6. The method according to claim 5, wherein, The step of obtaining the estimated dwell time of the target user at the first location also includes: If the first location is not the first location in the preset location sequence, and the actual stay time of the target user at the second location is less than the average stay time at the second location, calculate the ratio of the actual stay time of the target user at the second location to the average stay time at the second location. Based on the ratio and the average stay time at the first location, the estimated stay time of the target user at the first location is calculated.
7. An information processing apparatus, comprising: The determination module is used to determine at least one candidate vector data in a preset vector database based on the personalized tags of the target user and the tags of the first location. The candidate vector data includes media asset information related to the first location and the time information of the media asset information. The determining module is further configured to determine at least one target vector data from the at least one candidate vector data based on the time information of the media asset information in each candidate vector data; The acquisition module is used to obtain the estimated dwell time of the target user at the first location; The generation module is used to generate extended explanation content corresponding to the target user based on the target vector data when the estimated stay time is greater than or equal to a preset stay time threshold.

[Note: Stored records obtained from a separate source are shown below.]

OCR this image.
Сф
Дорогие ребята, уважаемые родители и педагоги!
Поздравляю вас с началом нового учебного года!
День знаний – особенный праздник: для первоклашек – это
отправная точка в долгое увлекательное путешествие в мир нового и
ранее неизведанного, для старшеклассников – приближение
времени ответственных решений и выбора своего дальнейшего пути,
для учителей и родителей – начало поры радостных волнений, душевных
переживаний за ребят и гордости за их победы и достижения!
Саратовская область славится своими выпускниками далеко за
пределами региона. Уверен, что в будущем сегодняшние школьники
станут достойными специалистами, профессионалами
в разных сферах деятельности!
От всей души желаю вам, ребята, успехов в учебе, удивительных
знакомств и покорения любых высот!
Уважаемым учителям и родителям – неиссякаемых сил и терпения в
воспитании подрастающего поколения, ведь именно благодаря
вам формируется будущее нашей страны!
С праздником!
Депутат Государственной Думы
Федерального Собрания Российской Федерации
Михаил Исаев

8. An electronic device, the device comprising: Processor and memory storing computer program instructions; When the processor executes the computer program instructions, it implements the information processing method as described in any one of claims 1-6.
9. A computer-readable storage medium storing computer program instructions that, when executed by a processor, implement the information processing method as described in any one of claims 1-6.
10. A computer program product, wherein instructions in the computer program product, when executed by a processor of an electronic device, cause the electronic device to perform the information processing method as described in any one of claims 1-6.